Good Carver Examines Uncertainty on Debut Album The Steps We Have To Take

Navigating uncertainty isn’t a process that goes away with time. While the questions may change as we age, and so too the world around us, our responses to these unknowns are defined by patterns both given to us and learned.

It’s here that indie folk project Good Carver picks up the pen on debut record The Steps We Have To Take, acknowledging this ebbing and flowing of uncertainty and response.

Now composed of principal songwriter and guitarist Eric Bjella, cellist and vocalist Lana Millard Waneka, drummer Maxwell Tretter, and bassist Eric Smith, Good Carver has grown into its sound since its 2021 EP release Winter 20/21. The addition of instruments beyond Bjella’s own guitar-playing and singing makes The Steps We Have To Take a pleasure to listen to, sporting a full, cohesive sound that even further emphasizes Bjella’s organic, approachable style of songwriting.

Despite the fuller instrumentation, the album has a simple, focused production quality. Bjella says he wanted it to feel like listeners were sitting across a table from him in a living room, just talking. Recorded primarily at his own home studio and mixed by Smith, the album embodies that naturalistic quality, following suit with some of Bjella’s earliest guitar influences, including Nick Drake and Elliott Smith. 

On both vocals and instrumentation, Bjella compares his approach to the sound of a player’s breath beneath a saxophone or clarinet.

“It sort of reminds you that it’s human,” he says.

Lyrics about the natural world, the lessons it can teach us, and the human response to uncertainties run throughout the album.

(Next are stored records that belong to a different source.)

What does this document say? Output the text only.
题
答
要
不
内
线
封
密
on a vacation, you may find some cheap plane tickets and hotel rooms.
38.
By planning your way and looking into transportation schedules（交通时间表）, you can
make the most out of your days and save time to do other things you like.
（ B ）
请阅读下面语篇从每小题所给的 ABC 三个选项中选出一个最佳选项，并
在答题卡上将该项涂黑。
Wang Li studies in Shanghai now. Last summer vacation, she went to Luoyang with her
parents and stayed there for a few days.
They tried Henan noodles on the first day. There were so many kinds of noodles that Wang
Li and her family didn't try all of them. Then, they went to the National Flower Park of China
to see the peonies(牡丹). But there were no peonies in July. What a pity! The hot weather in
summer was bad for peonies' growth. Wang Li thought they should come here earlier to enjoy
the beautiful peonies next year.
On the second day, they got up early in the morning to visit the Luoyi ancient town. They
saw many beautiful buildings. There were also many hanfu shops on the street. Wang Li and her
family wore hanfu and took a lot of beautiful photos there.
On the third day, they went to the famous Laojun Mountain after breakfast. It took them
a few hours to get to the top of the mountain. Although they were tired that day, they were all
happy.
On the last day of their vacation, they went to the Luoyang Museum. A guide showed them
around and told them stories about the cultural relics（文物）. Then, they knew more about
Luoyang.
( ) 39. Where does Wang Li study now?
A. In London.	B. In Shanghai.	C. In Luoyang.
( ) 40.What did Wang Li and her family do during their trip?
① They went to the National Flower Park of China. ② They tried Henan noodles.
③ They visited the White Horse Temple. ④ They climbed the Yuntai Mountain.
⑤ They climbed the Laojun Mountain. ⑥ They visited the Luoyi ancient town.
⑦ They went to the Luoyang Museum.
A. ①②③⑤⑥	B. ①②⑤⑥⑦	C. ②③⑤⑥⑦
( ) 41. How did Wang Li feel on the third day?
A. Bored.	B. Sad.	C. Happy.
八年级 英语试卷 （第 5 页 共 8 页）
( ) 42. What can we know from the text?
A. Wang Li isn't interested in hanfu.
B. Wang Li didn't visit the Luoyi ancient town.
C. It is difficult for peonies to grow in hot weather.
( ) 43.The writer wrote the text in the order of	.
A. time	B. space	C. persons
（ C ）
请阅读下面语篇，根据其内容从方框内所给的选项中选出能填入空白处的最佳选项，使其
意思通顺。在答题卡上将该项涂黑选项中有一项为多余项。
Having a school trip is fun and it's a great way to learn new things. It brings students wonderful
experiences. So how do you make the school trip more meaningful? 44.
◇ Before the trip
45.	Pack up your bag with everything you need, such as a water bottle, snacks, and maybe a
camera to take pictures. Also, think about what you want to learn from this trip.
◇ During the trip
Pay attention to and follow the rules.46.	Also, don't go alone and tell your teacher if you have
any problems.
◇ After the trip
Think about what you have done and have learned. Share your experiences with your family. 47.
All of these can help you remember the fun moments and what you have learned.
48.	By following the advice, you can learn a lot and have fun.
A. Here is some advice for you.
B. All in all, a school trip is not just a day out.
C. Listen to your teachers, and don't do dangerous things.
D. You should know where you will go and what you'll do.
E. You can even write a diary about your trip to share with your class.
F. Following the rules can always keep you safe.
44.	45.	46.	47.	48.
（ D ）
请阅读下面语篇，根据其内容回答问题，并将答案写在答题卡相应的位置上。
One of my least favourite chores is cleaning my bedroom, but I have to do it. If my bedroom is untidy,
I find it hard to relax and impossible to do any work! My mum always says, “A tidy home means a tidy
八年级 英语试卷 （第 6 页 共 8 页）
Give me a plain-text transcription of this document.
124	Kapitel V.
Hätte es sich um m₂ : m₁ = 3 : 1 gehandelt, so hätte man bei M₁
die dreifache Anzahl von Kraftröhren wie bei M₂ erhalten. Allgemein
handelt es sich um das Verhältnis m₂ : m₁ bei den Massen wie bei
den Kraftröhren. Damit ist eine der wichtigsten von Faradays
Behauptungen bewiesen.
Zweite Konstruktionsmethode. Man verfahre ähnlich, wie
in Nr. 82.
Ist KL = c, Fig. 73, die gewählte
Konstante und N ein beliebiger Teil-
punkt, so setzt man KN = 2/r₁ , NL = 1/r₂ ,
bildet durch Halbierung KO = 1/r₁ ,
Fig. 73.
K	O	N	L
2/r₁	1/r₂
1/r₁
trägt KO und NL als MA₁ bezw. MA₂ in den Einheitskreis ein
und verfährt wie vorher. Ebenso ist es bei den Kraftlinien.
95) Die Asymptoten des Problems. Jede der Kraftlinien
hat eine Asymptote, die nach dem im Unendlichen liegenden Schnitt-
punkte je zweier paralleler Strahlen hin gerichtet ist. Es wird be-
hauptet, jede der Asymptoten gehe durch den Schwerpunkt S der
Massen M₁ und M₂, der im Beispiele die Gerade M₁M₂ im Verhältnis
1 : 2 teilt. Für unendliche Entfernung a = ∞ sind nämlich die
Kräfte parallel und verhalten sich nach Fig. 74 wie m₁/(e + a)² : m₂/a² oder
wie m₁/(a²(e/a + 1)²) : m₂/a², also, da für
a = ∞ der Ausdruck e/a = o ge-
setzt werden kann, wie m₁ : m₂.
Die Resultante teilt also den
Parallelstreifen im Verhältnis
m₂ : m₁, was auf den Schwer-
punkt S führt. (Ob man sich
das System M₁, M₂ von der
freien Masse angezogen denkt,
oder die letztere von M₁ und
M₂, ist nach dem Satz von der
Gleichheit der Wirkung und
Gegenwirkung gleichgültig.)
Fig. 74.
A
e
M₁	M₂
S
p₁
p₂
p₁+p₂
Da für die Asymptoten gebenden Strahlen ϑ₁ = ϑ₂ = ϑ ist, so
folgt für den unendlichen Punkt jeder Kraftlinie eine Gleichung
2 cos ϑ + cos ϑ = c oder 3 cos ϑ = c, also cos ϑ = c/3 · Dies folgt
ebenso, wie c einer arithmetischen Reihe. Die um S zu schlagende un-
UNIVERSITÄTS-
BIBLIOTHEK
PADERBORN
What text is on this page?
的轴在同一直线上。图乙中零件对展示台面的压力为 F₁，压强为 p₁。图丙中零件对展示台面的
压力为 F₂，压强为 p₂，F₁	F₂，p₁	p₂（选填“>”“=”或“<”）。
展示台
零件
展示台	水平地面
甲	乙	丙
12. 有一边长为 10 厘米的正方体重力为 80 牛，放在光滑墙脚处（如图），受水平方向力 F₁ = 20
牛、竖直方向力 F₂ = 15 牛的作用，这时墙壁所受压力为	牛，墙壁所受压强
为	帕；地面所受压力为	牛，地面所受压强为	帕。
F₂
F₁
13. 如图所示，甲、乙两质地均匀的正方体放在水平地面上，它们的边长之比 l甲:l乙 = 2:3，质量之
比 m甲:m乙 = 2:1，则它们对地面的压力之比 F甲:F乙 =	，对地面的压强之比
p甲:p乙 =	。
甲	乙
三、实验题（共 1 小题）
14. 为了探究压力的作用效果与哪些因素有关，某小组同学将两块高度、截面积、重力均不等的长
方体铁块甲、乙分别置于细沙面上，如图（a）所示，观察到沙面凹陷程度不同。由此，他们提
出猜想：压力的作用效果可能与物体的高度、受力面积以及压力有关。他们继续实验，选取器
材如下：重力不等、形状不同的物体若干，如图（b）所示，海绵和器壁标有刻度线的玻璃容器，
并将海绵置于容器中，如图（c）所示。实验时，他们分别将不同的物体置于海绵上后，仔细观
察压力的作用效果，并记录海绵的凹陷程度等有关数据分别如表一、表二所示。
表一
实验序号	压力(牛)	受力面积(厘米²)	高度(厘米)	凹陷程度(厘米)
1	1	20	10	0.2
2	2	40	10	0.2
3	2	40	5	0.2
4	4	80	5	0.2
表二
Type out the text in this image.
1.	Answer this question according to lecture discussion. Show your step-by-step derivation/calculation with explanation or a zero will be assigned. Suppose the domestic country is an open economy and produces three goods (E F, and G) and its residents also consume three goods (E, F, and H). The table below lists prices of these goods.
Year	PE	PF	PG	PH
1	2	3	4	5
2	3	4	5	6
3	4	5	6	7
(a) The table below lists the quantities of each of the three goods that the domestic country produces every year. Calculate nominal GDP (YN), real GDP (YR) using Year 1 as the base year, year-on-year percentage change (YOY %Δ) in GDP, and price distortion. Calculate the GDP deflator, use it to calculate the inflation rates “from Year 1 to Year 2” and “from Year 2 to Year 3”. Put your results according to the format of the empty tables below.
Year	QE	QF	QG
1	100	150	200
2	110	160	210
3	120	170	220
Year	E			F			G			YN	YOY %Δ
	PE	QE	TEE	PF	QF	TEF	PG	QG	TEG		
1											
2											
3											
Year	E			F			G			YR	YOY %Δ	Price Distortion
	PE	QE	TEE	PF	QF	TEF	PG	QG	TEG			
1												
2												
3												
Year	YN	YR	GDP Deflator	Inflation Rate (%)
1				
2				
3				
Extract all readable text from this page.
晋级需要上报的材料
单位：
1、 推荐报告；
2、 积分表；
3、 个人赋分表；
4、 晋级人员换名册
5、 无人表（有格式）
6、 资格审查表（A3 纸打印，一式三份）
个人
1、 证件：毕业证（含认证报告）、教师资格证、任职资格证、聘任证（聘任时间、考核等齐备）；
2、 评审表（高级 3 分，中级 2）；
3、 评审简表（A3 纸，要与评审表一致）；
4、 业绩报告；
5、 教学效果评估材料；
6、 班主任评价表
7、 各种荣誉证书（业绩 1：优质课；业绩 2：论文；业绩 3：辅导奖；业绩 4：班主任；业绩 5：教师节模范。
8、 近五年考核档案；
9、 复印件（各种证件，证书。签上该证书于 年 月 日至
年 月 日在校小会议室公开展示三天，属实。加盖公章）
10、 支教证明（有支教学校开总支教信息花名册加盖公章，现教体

Opener and single “Calmer Waters” pairs a buoyant, upbeat sound to question about how much of what we know is taught to us, while other tracks take a more measured pace, including “Questions (from Leon Trotsky Trout),” and the stripped-down ballad “Take It Slow.” Songs like “Us Hunters” and “Sinking In” weigh the guilt of human mistakes against the consequences of our actions, particularly around environmental reckoning.

Amidst these questions, Bjella also uses tender imagery to illustrate how fear, uncertainty, and human choice remain a constant in our lives, even as they shift and change. That idea is perhaps most prominent on the title track “The Steps We Have To Take.” In it, Bjella recalls a time when his daughter woke him up in the middle of the night to ask if all the doors had been locked. After comforting her and walking her back across the hall, he sings:

And I thought of all the steps we have to take

To make some sense of our time and place

The 10-track release leaves listeners with more questions than answers, by design. But it firmly responds to these questions with relatable poetry about the human experience, and a growing focus on musical collaboration that makes it easy to look forward to what Good Carver does next.